External parties perform these interactions via its public identity. The identity and state is temporary in nature as it represents a process, it only needs to be maintained for as long as the process is running or any dependencies that might await its completion (with the same caveat of keeping state around for observability and auditing). The process self-terminates when it reaches the end of its main function.

Example: A loan application workflow orchestrates multiple steps: credit check, document verification, risk assessment and a manual approval. While running, via secondary functions, a customer service agent can query its current progress, cancel it, or an external approval can update its approval status. It has an execution ID (like loan-app-12345) that need only exist while the loan application is being processed. Once complete, the execution terminates and the ID becomes historical.

Actor

An actor is a long-lived stateful object with a persistent identity that identifies it as a “thing”. It offers one or more functions and executes function invocations one at a time, updating its state and/or executing side effects. Due to its unbounded lifetime, it must be explicitly deleted. As long as the actor exists, it can be addressed, interacted with via its functions, and its state can evolve.

Fig 6. An actor offers multiple functions for state mutations and reactive logic.

Example: A shopping cart exists as a durable entity with a persistent key (like cart-user-789). Customers can add items, remove items, or view contents through function calls, even across multiple web sessions spanning days, weeks or months. The cart lives on independently of any particular execution. It continues to exist until explicitly deleted or garbage collected, maintaining its state between interactions.

Concurrency

Instances of each can be triggered (created) concurrently, but the concurrency model of each running instance is different:

  • Stateless Function: Although many stateless functions may run in parallel, each individual execution is driven by the DEE as a single-threaded control flow, replayed and advanced as if it were invoked only once. The function may use internal concurrency, but its durable control flow is never executed concurrently with itself.

  • Session: The session’s main function is driven forward exactly like a stateless function: single-threaded durable control flow with no concurrent re-entry. However, a session can receive concurrent external interactions (via secondary functions), which are processed at defined suspension points (see the durable function tree post).

  • Actor: The functions for a given actor (identified by its key) are executed serially (across the functions). This corresponds directly to the actor mailbox model, ensuring single-threaded mutation of the actor’s state. As such, each function execution should be short-lived.

Durable function trees with mixed forms

In The Durable Function Tree  I explained how durable execution tends to form trees where functions call functions. Now imagine a durable function tree where any function in the tree could be any of these three forms.

Session: CarRentalWorkflow
  ├─ Stateless Function: ValidateCustomer
  ├─ Actor: Car (key: car-789)
  │   └─ function: hold(startDate, endDate, holdPeriod)
  ├─ Stateless Function: ProcessPayment
  └─ Actor: Car (key: car-789)
      └─ function: confirmReservation()

In this example, the car actor can use a durable timer to expire the hold on the car. It does not only require external parties to drive its behavior.
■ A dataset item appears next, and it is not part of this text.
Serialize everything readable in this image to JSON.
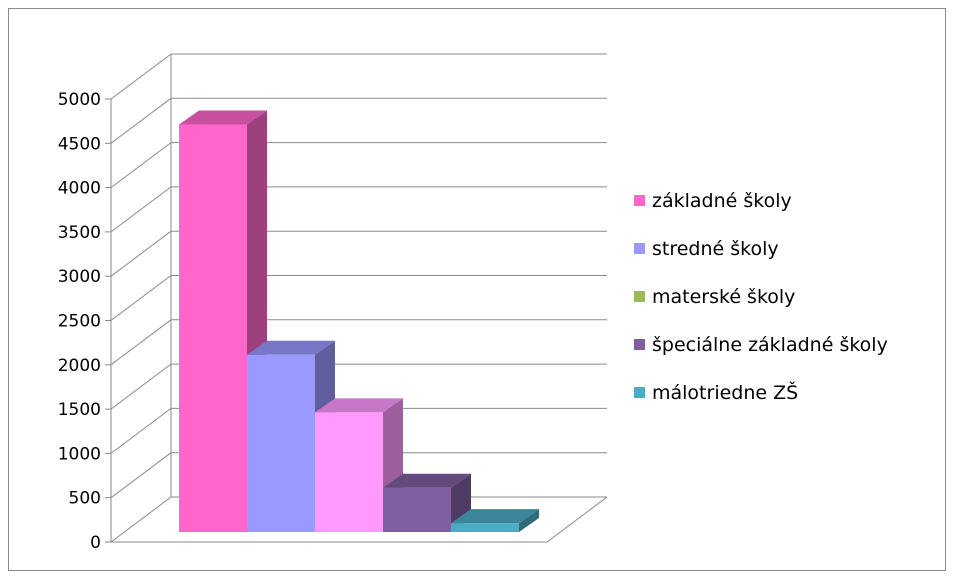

Seeing the tree as a mix of forms helps clarify the semantics:

  • Stateless functions perform one-shot logic

  • Sessions provide interactive orchestration

  • Actors represent long-lived logical participants that hold persistent state and process messages (or method calls) over an unbounded lifetime

Mapping Durable Execution Engines to the Model

This conceptual model is a guide. In reality there can be some ambiguity, especially between stateless functions and sessions. Whether a function is more stateless or interactive session-based one can depend on what features of the engine you use. 

Temporal

Temporal workflows are full-featured sessions with execution-scoped identity, with signals and updates for externally driven mutation and queries for state inspection. A workflow, like a loan application, can run for hours, days to months, with customer service agents sending cancellation signals or monitoring systems querying its progress. 

Activities, by contrast, are similar to stateless functions that execute side effects (API calls, database operations) and return results, with no mechanism for external interaction during execution. However, an activity is not directly invocable from the outside, so it is not a clean mapping to the stateless function concept.
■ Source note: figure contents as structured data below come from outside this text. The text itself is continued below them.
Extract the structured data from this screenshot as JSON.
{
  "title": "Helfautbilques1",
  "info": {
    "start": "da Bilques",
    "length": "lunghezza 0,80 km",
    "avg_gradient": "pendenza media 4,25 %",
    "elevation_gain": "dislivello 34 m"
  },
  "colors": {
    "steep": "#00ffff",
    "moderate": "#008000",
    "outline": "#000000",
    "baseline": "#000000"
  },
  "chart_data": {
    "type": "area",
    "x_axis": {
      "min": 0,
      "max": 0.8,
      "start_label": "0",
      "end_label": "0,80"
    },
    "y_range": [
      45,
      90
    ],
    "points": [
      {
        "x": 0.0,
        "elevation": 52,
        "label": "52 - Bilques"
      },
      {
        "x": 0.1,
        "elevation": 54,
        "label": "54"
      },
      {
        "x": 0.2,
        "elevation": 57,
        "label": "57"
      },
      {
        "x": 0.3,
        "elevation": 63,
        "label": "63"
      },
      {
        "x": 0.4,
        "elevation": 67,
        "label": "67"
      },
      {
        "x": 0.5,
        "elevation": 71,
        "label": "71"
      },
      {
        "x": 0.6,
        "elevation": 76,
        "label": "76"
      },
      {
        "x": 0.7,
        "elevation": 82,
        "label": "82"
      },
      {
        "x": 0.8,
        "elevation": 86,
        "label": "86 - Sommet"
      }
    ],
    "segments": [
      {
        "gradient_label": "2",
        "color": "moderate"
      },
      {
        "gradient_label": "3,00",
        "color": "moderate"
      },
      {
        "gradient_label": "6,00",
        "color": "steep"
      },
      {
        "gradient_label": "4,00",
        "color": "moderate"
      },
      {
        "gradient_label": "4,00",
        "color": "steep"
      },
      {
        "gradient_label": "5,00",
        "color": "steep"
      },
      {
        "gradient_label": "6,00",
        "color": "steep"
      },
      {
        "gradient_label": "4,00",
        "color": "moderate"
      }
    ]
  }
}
Fig 7. A Temporal workflow as a session with the main function annotated with @workflow and secondary functions for interaction annotated with @signal.

Restate

Restate thinks in terms of services and handlers. There are three service types, which in turn have one or more handlers (functions/methods).
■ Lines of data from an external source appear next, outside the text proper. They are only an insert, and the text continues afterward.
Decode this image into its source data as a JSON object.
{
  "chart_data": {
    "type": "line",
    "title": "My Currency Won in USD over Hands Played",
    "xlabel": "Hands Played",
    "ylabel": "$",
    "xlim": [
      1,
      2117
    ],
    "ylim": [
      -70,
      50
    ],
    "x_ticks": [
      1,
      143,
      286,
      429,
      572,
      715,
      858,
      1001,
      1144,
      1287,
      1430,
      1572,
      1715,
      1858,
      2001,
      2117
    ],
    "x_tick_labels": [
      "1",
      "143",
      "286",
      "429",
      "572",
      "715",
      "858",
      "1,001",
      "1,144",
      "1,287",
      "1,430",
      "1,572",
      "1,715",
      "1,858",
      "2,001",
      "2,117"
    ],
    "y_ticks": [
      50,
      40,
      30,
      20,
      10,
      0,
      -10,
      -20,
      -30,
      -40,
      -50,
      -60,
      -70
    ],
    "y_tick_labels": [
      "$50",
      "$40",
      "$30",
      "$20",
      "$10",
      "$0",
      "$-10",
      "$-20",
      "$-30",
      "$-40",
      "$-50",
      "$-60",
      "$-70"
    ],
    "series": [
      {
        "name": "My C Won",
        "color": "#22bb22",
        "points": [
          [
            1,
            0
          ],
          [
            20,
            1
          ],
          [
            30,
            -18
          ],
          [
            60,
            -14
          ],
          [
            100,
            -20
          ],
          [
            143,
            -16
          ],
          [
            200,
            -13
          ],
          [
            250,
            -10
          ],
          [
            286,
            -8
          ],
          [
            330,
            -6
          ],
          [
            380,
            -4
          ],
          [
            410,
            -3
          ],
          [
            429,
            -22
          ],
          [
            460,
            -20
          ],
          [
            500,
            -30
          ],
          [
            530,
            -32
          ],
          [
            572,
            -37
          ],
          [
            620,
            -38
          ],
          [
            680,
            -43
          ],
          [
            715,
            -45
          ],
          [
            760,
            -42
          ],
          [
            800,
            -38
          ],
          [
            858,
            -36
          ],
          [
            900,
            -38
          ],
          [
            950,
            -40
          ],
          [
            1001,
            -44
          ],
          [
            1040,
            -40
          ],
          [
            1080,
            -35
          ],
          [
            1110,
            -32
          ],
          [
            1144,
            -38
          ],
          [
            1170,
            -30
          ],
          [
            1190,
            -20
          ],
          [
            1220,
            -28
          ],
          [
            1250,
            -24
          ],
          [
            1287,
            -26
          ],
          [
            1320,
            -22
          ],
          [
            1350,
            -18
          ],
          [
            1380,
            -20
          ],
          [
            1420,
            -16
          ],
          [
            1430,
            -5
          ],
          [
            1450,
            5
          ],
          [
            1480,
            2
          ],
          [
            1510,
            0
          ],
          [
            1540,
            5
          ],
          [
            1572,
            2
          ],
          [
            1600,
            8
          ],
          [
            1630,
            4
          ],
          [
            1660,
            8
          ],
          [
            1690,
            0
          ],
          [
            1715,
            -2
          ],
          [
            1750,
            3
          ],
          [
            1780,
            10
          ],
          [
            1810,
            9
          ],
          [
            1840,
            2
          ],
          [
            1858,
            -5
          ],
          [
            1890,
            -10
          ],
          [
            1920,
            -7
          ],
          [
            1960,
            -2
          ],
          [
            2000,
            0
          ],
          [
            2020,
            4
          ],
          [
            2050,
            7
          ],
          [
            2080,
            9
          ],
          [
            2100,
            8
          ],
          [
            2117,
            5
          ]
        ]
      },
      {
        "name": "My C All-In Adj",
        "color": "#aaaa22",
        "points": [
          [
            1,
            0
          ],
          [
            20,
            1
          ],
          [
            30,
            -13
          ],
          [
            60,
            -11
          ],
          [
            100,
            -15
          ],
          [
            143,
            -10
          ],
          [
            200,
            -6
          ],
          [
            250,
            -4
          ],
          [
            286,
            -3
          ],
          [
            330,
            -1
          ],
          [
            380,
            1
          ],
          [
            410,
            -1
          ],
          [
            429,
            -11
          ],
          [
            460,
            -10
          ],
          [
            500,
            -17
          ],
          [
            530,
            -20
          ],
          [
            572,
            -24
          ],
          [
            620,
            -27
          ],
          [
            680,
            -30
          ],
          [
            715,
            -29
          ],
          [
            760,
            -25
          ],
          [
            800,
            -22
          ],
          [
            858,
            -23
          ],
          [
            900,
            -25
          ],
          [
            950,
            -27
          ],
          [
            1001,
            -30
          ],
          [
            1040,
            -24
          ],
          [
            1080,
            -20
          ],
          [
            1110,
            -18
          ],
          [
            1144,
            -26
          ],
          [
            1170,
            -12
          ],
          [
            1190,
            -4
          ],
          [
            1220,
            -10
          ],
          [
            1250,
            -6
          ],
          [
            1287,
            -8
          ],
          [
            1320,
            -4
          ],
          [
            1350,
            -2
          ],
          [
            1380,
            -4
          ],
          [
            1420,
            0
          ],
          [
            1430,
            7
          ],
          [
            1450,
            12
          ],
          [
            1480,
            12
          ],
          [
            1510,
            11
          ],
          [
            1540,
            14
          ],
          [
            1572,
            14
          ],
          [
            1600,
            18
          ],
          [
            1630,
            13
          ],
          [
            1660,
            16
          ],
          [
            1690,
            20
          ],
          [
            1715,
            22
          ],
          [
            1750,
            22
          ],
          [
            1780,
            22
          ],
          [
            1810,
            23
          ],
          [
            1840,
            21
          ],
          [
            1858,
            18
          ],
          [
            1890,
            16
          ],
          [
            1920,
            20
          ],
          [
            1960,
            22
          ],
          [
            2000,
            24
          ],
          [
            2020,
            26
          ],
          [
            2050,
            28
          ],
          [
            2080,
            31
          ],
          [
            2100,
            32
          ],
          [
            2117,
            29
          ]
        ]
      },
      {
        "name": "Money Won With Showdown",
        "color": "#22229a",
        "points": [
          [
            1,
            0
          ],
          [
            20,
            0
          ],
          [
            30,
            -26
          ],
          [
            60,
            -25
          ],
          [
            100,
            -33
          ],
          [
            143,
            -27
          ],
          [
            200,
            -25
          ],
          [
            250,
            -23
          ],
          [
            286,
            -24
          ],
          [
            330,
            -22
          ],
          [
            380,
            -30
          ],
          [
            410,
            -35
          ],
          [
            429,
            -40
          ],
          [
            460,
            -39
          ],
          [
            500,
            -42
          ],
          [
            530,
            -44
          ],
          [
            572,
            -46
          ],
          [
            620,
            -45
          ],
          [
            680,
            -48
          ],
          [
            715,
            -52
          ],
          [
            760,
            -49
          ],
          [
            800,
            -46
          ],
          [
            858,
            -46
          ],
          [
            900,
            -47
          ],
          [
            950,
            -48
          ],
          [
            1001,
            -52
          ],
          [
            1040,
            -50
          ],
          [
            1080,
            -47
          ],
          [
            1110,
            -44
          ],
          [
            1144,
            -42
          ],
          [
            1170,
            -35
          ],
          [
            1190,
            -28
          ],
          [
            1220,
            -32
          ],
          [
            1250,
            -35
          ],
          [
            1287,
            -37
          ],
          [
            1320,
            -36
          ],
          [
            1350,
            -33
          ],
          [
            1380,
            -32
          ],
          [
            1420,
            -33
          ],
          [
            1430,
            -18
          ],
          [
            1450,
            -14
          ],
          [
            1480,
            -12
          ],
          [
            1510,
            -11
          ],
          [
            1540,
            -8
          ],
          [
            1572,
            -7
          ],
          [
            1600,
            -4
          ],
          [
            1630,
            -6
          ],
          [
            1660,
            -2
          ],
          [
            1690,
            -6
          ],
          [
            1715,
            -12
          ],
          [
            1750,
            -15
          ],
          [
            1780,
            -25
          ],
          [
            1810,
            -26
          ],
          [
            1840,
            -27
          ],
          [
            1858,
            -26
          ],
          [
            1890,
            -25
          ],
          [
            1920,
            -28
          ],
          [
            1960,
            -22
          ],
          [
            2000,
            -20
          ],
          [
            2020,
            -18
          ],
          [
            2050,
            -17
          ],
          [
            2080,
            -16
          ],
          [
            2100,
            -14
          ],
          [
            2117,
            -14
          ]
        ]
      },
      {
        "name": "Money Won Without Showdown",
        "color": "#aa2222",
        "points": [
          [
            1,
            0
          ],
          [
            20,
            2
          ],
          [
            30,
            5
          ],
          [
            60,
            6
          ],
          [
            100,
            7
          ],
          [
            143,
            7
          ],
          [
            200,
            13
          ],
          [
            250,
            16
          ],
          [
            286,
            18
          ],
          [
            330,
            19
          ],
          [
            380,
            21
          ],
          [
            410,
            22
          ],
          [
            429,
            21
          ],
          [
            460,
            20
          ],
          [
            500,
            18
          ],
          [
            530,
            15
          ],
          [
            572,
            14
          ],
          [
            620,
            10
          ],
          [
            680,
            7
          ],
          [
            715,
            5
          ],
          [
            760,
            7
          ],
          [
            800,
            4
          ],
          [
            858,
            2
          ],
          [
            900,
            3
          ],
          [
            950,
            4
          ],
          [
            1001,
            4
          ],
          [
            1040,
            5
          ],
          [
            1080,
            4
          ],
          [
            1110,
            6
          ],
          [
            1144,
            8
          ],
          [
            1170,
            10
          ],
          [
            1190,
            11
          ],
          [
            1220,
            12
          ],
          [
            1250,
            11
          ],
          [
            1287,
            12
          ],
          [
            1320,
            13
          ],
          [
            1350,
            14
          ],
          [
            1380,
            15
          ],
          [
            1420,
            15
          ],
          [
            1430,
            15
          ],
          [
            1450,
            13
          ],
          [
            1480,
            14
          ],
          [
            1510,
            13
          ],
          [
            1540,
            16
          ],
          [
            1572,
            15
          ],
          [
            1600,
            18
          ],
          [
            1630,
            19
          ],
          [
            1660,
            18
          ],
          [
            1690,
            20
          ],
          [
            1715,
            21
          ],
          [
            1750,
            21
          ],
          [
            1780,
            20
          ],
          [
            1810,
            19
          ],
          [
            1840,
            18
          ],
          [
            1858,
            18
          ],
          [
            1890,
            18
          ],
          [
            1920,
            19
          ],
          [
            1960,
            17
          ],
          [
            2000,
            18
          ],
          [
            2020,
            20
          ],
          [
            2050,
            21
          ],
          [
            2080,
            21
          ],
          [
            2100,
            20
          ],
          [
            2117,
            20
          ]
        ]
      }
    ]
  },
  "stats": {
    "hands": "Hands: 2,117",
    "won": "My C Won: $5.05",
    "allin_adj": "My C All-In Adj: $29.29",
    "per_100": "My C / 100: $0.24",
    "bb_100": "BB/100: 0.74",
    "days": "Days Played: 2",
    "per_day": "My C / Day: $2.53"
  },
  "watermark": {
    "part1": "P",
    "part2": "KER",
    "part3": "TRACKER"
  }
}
A Basic Service has one or more independent handlers, where each handler maps closest to the stateless function. Once invoked, a handler’s execution cannot be interacted with. The Service is a way of grouping related handlers together into one application.

Fig 8. A basic service with four independent handlers.

A Workflow service has a single run handler (to kick off the workflow), and maps to the session. The service may have multiple handlers and they all exist to interact with the workflow. Handlers are either exclusive or shared, which determines the concurrency of the logic they execute. The run handler executes the workflow as a series of actions (side effects), such as the credit check, document check, etc, from the earlier example. Shared handlers are read-only (used for queries) and can execute concurrently. Exclusive handlers (for mutating its state) cannot run concurrently, they are invoked serially by the Restate Service. When the run handler is suspended, it allows for other exclusive handlers to be invoked.

Fig 9. Restate workflow with its run handler and secondary handlers for interactivity.

A Virtual Object service maps to a collection of actors, such as a collection of shopping carts, with persistent key-based identity per actor instance ("cart-user-123"). Each virtual object has exclusive write handlers for mutating the state and shared read handlers for querying the state. 

Fig 10. A Restate virtual object with handlers for mutating its state and possibly executing side effects.

DBOS

DBOS centers its model on workflows as sessions. Workflows execute a series of transactions and/or steps within the session context (local-context side effects). Workflows are the unit of durable execution, with support for send/recv messaging and event publishing that enables external interaction. A DBOS workflow can block (and suspend) to await a message via a DBOS queue (like manager approval) before continuing, fitting the session pattern.

Fig 11. A DBOS workflow

Resonate

Resonate takes a more minimalist approach built on durable promises as the foundational abstraction (enabling durable async/await). Functions are primarily stateless as they execute, return promises, and compose into larger computations. However, Resonate supports session semantics through blocking promises: a function can create a promise, block on it, and have external parties resolve it later with data. This enables human-in-the-loop workflows and approval processes.

Final Thoughts

While we typically just talk about durable functions or workflows as externally triggerable units of durable execution, we can break things down into three function forms by thinking in terms of the behavior-state continuum:

  • Stateless functions for one-shot deterministic logic.

  • Sessions for long-running, interactive orchestration.

  • Actors for persistent, message-driven state.

In all cases, no matter the form:

  • The execution logic is deterministic control flow + non-deterministic side effects

  • The logic is made reliable through re-execution + memoization

  • Function forms can be composed into mixed form trees.

The three forms sit on the behavior-state continuum, but they also are  points in a multidimensional space where properties like identity, lifetime, communication, and concurrency are the dimensions. The DE engines come with mechanics for each of these properties to a greater or lesser extent. We can combine these properties to make many hybrids that don't neatly fit this categorization. For example, we could make sessions unbounded. This is something that a Temporal workflow can simulate via continue-as-new to create a new session (workflow) based on the current one when its history has grown too large. However, I find it helpful to outline these forms to make it simpler to reason about the types of executable distributed programs that can be built.

This concludes, for now, my series “The Theory of Durable Execution” where I have attempted to reduce the diverse frameworks down to a simpler logical model.